General Mills sales haven’t been growing, and one big reason is slipping sales in the U.S. yogurt business. There just have to be opportunities at least as good in other lines of business for the capital and the management attention that have been invested here in yogurt.

Admittedly, yogurt is not a small part of General Mills, with $1.3 billion of “yogurt and other” sales last full fiscal year in the U.S., or about 13 percent of sales for the company’s largest business segment.

Mills got its start by getting the U.S. license for the Yoplait brand back in the late 1970s, and since then General Mills’ marketing was one of the ways more and more Americans found out yogurt can be a good thing to eat. U.S. consumption of yogurt per person grew 645 percent from 1980 through 2013, as tracked by the U.S. Department of Agriculture.

General Mills decided to buy 51 percent interest in the Yoplait business back in the summer of 2011. At the time, Mills was second only to the French company Danone in U.S. retail market share, according to Euromonitor, a global market research ­provider.

Five years later, Danone’s market share, including the Dannon and Stonyfield Farm brands, had held up pretty well, still with roughly a third of the market.
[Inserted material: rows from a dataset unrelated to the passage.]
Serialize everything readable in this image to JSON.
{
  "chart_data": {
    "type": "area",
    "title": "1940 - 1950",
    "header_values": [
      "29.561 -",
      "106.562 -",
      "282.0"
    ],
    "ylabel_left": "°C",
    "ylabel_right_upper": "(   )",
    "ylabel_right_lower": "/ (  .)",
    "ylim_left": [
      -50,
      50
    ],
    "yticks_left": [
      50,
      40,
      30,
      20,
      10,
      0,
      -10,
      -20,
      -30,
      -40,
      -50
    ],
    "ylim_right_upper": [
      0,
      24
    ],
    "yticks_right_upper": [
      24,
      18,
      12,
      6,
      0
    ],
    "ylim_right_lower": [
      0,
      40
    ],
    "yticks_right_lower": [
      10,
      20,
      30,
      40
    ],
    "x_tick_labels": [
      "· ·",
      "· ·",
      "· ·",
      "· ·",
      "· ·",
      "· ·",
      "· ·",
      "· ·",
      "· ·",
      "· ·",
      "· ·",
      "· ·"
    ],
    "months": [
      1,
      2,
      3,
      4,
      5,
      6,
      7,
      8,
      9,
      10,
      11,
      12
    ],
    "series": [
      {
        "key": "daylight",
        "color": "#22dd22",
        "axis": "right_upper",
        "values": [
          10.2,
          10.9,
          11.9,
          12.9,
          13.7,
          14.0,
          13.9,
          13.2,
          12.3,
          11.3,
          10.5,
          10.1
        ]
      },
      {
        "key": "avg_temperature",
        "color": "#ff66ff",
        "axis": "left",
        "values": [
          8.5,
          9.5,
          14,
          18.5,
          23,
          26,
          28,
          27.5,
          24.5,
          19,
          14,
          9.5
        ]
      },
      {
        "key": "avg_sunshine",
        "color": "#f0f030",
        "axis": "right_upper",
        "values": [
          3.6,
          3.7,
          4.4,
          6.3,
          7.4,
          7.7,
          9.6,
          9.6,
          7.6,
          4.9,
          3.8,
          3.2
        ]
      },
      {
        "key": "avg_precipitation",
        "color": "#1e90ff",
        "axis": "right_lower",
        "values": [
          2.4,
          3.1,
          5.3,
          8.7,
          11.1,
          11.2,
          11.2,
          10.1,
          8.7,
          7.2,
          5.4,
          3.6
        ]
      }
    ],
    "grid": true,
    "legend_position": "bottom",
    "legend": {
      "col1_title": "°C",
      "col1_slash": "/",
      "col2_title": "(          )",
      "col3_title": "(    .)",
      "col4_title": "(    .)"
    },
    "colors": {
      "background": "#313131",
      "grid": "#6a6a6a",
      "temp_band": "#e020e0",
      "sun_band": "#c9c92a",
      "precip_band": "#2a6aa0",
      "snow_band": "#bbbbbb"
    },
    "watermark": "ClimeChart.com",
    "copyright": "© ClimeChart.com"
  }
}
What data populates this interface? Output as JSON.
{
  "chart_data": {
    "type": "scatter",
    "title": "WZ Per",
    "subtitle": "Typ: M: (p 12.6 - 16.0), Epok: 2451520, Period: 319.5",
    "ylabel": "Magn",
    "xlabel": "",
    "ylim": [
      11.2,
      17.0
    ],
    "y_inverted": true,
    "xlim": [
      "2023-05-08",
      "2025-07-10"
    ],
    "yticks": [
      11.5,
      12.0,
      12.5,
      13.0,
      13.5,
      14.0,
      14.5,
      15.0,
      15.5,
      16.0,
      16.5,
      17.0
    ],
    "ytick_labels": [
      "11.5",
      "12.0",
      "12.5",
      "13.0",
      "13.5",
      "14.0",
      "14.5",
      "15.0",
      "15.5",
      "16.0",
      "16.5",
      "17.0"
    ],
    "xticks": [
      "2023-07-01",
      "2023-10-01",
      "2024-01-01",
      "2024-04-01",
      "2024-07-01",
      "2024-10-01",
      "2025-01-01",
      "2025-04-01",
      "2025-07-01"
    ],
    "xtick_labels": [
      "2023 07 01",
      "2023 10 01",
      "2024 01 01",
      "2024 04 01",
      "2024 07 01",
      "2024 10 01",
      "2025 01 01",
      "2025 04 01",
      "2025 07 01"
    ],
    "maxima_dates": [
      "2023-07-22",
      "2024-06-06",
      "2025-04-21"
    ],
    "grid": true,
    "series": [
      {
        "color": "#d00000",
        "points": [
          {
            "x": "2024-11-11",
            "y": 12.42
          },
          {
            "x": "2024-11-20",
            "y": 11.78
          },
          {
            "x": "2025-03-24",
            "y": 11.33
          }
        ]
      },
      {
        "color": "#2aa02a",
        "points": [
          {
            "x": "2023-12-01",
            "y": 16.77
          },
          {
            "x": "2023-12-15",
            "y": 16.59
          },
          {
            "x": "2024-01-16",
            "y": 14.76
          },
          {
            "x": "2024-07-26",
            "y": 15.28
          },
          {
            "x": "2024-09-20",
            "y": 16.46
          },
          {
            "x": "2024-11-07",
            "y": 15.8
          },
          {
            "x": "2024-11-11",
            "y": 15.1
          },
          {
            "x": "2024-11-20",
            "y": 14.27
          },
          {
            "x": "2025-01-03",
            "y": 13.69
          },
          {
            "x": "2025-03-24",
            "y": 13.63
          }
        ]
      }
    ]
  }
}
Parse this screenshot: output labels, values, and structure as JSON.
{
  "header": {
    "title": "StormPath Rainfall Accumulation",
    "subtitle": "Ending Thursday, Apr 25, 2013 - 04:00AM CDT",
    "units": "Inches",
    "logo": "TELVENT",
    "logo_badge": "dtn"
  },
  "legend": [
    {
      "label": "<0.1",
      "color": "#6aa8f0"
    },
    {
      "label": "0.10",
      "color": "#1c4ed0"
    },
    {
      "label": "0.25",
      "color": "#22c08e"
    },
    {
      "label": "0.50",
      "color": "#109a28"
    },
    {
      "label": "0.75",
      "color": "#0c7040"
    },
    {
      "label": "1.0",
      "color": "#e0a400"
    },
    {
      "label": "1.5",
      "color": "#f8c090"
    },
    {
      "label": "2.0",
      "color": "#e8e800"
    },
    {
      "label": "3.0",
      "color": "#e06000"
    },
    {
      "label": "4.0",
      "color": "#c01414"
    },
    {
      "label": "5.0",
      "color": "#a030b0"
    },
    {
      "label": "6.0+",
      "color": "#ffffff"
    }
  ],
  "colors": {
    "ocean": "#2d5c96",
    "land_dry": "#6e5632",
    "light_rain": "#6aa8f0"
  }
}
But General Mills’ market share had fallen by nearly 25 percent. It’s now third, also trailing the Greek yogurt innovator Chobani LLC.

Yogurt sales in the last reported quarter for General Mills in the U.S. retail business declined 20 percent, a steeper rate of decline than in the first part of the current fiscal year. This is far worse than the performance of the last full fiscal year, when sales of yogurt in the U.S. slid 7 percent.

The company pointed to a presentation that Harmening gave earlier this year at a Florida investor meeting for some background on its thinking, including its long-term commitment to yogurt. Yogurt is a $78 billion worldwide consumer market that is growing, as one slide in the presentation explained, obviously too attractive a market to quit. In the United States, it plans to both refresh its current products as well as go after premium segments like natural and organic.

The biggest problem here in the United States appears to be what’s printed on the label and not what’s inside. When Greek yogurt sales were surging, introducing Yoplait Greek sounded to many consumers a little like some big food company executive wanted to try to cash in on the Greek yogurt trend. Better to buy a real Greek yogurt, shoppers reasoned, rather than something with Yoplait in the name.

That’s how, in a matter of years, Chobani pulled ahead of Yoplait. It’s an amazing case study, a little like watching a start-up like Tesla overtake Ford in just a few years.

In fairness to General Mills, nothing obvious comes to mind as a quick way to improve the company’s position in the U.S. What the company is trying, including better-tasting products, seems to be a good idea at just about any food company.

On the other hand, a “product renovation” is just the kind of incremental move the consulting firm Bain & Co. discussed in a study of corporate divestitures some years ago, finding that big companies often put off making the tough call on whether to get out or invest a lot more, choosing to tinker instead.

Bain had observed, looking back two decades, that companies really good at knowing when and how to sell a business delivered far better returns to investors than the average company. And the just average companies used a default strategy of buy-and-hold in their portfolio of businesses.

The choices for any business unit that starts to go into the tank boil down to only three, according to the Bain analysis. One is to sell, another they called “milk” for cash flow and the other was “transform,” which is how the consultants talked about fundamentally changing the business, usually by committing a lot of additional time and capital.

Most companies look at these three choices and can’t ever seem to decide, maybe because executives can’t bring themselves to give up on a business that’s long been part of their success. But by putting off the decision they’ve effectively made a decision to milk it, and it continues to decline.

General Mills appears to have passed on at least one opportunity to shake up its yogurt business, the acquisition of Danone’s organic brand Stonyfield Farm. Danone first invested in this early organic innovator years ago, but this year it was forced to sell as part of a divestiture required to let a far bigger deal go through.

This is the kind of acquisition opportunity that does not come along very often. A far from definitive list gleaned from analyst comments earlier in the year has General Mills among several likely Stonyfield Farm bidders, and more candidates have appeared in news reports since then.